Saturday, September 08, 2012

RPP-N And Our Last Line Of Defense

The much-hyped unification process launched by the three parties dominated by former panchas has come to a juddering stop, at least for now. A breakthrough was considered imminent this time because much of the optimism seemed to be coming from the so-called ‘republican ex-panchas’, i.e., Surya Bahadur Thapa’s Rastriya Janashakti Party (RJP) and Pashupati Shamsher Rana’s Rastriya Prajatantra Party (RPP).
At one point during the negotiations, Kamal Thapa’s Rastriya Prajatantra Party-Nepal (RPP-N) was even reported to have abandoned its agenda of restoring the monarchy in order to facilitate the unity.
Now S.B. Thapa is being blamed for scuttling the unification by, among other things, expelling party general-secretary Keshar Bahadur Bista, who was active in the negotiations. But you cannot really blame the wily old man. He must have so badly wanted to believe that the RPP-N’s interest in unification far outweighed its affinity to the crown.
Maila Baje finds the republican panchas in a deep identity crisis. To be fair, the RJP and RPP opposed the royal takeover of February 1, 2005, seeking to project themselves as centrist democratic parties. But that was not enough for the rest of the country to consider them the equivalents of the Nepali Congress or the Communist Party of Nepal-Unified Marxist-Leninist.
Towards the twilight of his life, Surya Bahadur Thapa may have sought to build a legacy. If B.P. Koirala, who was so vicitimized by the palace, could remain a monarchist until his last breath, why could not a man patronized by the palace be a republican? The problem is, no one believes S.B. Thapa. For all his personability, the man is far too impervious politically.
Rana in recent months has become less confident of the real end of the Nepali monarchy. Of course, when your survival – political and personal – depends on disbursement of protection money, there are few things you can take for granted.
Kamal Thapa’s course is an honorable one, in no small measure because he sees no reason to make apologies for his political past. As home minister during the royal regime, he has taken responsibility for the excesses committed under his watch. He could have taken the easy route and blamed the king for the failure of that experiment. Instead, the campaign to restore Nepal’s monarchy and Hindu character gives the RPP-N a distinct identity.
The monarchy’s return is not something that can be ruled out or ruled in. If it is restored, it will be through the will of the people, expressed in some form. (Former king Gyanendra Shah himself has signaled as much.)
More importantly, the people’s desire for such a return will be rooted not in any great national salvation plan they expect the crown to possess, but because of the systematic erosion of what Nepal had acquired under the monarchy.

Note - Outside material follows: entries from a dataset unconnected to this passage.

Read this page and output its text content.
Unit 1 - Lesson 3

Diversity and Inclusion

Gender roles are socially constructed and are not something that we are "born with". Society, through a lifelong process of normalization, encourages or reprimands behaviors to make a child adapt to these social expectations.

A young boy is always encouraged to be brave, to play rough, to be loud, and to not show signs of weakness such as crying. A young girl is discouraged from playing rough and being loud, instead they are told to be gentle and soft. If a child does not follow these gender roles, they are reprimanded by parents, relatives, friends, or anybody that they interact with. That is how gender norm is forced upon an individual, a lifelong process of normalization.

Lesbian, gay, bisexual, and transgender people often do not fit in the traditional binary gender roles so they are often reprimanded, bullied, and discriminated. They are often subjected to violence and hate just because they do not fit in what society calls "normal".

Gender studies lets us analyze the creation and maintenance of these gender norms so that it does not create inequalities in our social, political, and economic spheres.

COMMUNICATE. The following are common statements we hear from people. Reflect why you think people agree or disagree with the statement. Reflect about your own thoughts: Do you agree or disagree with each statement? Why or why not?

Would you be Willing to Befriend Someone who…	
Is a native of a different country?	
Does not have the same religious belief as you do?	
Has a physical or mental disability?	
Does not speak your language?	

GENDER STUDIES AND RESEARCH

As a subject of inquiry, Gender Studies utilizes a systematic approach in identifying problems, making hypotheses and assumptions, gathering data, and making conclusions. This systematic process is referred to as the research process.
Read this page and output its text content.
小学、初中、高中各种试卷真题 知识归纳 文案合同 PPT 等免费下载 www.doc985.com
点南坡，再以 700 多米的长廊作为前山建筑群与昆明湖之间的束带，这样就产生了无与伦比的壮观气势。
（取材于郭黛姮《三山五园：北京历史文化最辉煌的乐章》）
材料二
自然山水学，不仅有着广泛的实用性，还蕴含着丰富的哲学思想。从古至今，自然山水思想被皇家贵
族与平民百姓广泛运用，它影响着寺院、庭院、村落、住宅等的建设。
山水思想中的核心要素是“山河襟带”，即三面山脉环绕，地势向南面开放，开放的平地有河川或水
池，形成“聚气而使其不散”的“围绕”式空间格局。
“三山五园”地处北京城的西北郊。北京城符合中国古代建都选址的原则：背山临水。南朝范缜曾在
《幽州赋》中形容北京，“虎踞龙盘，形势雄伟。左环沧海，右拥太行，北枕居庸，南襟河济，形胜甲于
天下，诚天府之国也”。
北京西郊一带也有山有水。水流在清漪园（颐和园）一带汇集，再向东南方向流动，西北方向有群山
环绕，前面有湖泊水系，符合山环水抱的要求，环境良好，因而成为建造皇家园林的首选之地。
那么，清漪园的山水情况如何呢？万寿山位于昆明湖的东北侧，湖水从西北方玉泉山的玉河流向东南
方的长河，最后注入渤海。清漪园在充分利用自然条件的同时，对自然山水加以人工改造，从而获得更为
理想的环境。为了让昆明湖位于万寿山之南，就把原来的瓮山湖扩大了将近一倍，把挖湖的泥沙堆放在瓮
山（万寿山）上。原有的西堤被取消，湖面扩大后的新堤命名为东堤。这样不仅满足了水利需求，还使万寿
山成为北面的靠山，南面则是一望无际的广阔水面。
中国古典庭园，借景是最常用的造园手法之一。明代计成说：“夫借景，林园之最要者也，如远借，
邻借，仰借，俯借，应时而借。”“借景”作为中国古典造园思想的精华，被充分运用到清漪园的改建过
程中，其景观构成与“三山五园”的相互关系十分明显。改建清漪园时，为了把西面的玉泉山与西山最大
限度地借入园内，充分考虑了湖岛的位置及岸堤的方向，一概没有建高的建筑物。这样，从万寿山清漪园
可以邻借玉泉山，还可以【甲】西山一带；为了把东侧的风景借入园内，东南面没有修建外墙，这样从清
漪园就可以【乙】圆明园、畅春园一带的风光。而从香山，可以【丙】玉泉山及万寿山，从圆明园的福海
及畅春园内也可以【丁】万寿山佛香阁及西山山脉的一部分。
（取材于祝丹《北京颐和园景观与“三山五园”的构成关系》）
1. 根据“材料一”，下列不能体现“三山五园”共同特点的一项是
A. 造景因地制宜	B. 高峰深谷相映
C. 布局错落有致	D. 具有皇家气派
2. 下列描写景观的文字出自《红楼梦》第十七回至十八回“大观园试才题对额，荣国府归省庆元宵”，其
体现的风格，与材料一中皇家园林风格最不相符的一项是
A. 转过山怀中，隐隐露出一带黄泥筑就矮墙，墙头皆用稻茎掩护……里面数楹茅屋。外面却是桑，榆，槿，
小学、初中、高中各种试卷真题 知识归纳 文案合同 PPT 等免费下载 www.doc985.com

History tends to obscure the bad and amplify the good. When the average Nepali looks back – through personal or secondary experience – the dark tends to be exorcised. The national political discourse, admittedly, runs from political exigencies, but they ultimately have to succumb to the people’s desires.
Nepalis have stunned the world by their resilience. In the midst of constant experimentations, sheer abandonment of constitutionalism and proliferation of platitudes, they have not lost hope. There may be many reasons for this national trait. One certainly is the fact that the monarchy remains alive in the national consciousness.
History and tradition have provided a last line of defense, a conviction symbolized in the RPP-N’s political platform. Should we really expect the party to abandon it?